As a co-winner of my grade school Science Fair, for which I built a rudimentary electric circuit in a cigar box, I studied the technology exhibits with a keen eye. In that pre-internet age, I scratched my head about the possible applications for a telephone modem. By contrast, the picture telephone and a demonstration of a light pen captured my imagination. My brother and I trotted to the expansive space pavilion, where we could come within a few feet of astronaut Scott Carpenter’s Mercury space capsule and also preview the futuristic Apollo capsule and lunar lander. RCA featured a color television studio, the Ford Motor Company previewed the sleek 1964 Mustang and the state of Wisconsin brought in an exhibit housing the “World’s Largest Cheese.” What more could a kid wish to see?

The World’s Fair, which stretched through 1965, solidified my faith in technology. Kids of my generation truly believed that well-meaning human beings exposed to these new inventions would all want to celebrate the mission of the Fair: “Man’s Achievement on a Shrinking Globe in an Expanding Universe.” We looked to large corporations like IBM, GE, General Motors and Bell Telephone to guide us to a better future. Schoolkids didn’t view science as the undesirable province of “nerds” but secretly dreamed of one day zipping through the sky on hovercraft or jetting around with personal rocket packs. The future was not distant. We sensed that America, with the rest of the world not far behind, would pave the way to a new and better lifestyle for all people. 

Looking back on this vision, I’m struck by the shift in our collective attitude toward the dream of technological progress. We reap the amazing benefits of computers, digital communication and information instantly available at our fingertips, yet seem to harbor a deepening mistrust about the future of technology. In the 1960s, we would contemplate a development such as artificial intelligence and say “Wow, we will deploy this invention to cure so many problems!” Today, by contrast, many people look at AI and mainly focus on its potential for surveillance and discrimination.

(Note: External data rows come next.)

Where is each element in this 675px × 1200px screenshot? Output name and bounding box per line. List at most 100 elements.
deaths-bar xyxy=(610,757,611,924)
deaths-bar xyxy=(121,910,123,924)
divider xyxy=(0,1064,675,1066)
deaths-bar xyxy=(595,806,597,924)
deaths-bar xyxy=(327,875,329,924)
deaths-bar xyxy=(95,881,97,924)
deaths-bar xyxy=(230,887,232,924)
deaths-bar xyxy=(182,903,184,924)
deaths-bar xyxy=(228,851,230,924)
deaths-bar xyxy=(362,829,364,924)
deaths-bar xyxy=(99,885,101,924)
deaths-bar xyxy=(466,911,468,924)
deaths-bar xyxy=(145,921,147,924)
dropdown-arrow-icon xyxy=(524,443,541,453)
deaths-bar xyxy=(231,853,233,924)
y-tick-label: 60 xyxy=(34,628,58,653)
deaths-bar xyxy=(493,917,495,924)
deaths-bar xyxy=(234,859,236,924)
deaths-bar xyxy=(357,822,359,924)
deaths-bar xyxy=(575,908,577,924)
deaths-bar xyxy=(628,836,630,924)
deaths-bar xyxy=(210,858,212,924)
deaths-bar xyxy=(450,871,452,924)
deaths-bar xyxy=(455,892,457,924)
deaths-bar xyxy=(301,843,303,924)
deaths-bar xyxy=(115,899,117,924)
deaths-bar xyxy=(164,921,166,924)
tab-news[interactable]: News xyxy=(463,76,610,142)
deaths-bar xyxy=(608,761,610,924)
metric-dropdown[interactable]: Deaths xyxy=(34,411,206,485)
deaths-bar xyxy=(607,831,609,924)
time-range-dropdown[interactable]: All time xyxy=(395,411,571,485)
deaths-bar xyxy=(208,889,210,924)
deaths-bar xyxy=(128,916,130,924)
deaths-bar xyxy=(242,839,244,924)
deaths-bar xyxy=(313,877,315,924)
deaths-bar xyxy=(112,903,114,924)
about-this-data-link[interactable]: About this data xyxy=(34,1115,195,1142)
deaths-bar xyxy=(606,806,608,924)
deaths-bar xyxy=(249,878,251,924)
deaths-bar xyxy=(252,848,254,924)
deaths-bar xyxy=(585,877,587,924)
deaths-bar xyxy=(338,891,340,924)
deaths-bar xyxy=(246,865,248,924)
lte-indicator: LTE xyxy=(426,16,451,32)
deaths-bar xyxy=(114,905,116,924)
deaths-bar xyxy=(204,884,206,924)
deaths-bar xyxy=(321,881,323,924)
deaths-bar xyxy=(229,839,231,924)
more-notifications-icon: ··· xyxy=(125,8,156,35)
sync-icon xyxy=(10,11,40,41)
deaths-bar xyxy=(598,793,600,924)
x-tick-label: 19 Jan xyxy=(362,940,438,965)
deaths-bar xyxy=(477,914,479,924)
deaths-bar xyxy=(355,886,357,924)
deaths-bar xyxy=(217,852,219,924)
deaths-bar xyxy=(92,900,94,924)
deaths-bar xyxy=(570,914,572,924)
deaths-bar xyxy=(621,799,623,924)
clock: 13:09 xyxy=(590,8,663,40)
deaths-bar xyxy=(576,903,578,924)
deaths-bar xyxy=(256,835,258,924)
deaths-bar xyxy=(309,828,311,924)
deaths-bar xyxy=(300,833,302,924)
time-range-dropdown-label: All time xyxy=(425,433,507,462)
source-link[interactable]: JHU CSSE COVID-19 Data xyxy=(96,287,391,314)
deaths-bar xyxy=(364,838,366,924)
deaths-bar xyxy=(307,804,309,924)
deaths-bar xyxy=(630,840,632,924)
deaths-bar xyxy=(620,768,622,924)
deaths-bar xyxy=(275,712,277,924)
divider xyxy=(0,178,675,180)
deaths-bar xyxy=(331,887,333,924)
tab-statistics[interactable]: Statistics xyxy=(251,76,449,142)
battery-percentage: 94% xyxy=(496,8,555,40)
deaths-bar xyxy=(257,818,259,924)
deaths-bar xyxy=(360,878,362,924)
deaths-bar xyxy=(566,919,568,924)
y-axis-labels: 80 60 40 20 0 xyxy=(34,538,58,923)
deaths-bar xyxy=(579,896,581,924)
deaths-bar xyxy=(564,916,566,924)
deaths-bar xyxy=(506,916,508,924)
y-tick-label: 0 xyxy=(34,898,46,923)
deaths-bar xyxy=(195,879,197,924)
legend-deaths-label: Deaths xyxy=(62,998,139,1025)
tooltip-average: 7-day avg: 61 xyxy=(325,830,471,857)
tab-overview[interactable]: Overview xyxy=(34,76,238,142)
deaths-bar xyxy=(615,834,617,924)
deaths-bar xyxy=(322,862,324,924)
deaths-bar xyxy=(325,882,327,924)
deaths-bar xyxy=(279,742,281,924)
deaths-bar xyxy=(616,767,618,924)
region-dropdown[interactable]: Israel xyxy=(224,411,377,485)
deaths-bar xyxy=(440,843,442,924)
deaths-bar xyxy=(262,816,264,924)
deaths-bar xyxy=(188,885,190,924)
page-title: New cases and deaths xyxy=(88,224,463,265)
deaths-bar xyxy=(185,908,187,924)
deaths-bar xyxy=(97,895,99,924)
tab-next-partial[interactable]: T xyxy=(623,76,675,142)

Faith in corporate America to build a future of peace and understanding now seems hopelessly nostalgic. Since the New York World’s Fair, the federal government devoted years to breaking up Bell, IBM and Microsoft Corporation with mixed results. Recently, the Biden Administration announced antitrust moves against Amazon, Facebook and Google. Big Tech is viewed as a threat toward personal freedom and social stability. We have lost not only trust in corporate leadership, but trust that science will pave the path to a more just and equitable future. Even the spurious rants of anti-vaxxers play into the soundtrack that we can’t trust technology to improve our health and well-being. 

When high-tech disrupters such as Elon Musk, Jeff Bezos and Richard Branson attempt to shake up the status quo with new ventures and highly ambitious space projects, our media persistently characterize them as self-indulgent high-tech billionaires, as if that designation alone undercuts the credibility of their vision for the next phase of human achievement. Shouldn’t we respect the fact that wealthy individuals would put capital at risk in pursuit of big bets on our collective future — both on Earth and in space? Just as our culture has built a consensus around promoting everyone’s educational aspirations, we need to connect that sentiment to the idea that human progress rests on discovery, invention and investment in new enterprises that risk failure in the hope of achieving something new and better.

The writer Ray Bradbury worked with the Walt Disney Corporation to design the Epcot Center and other exhibits about the future. Bradbury had written about the dangers of new technologies, such as video walls and omnipresent surveillance, but he insisted that we could invent a future that celebrated the human spirit. Like the explorers in “The Martian Chronicles,” he looked at science as the potential salvation of the human race. Bradbury would have loved the lilting upbeat message of “Hop to the Fair.”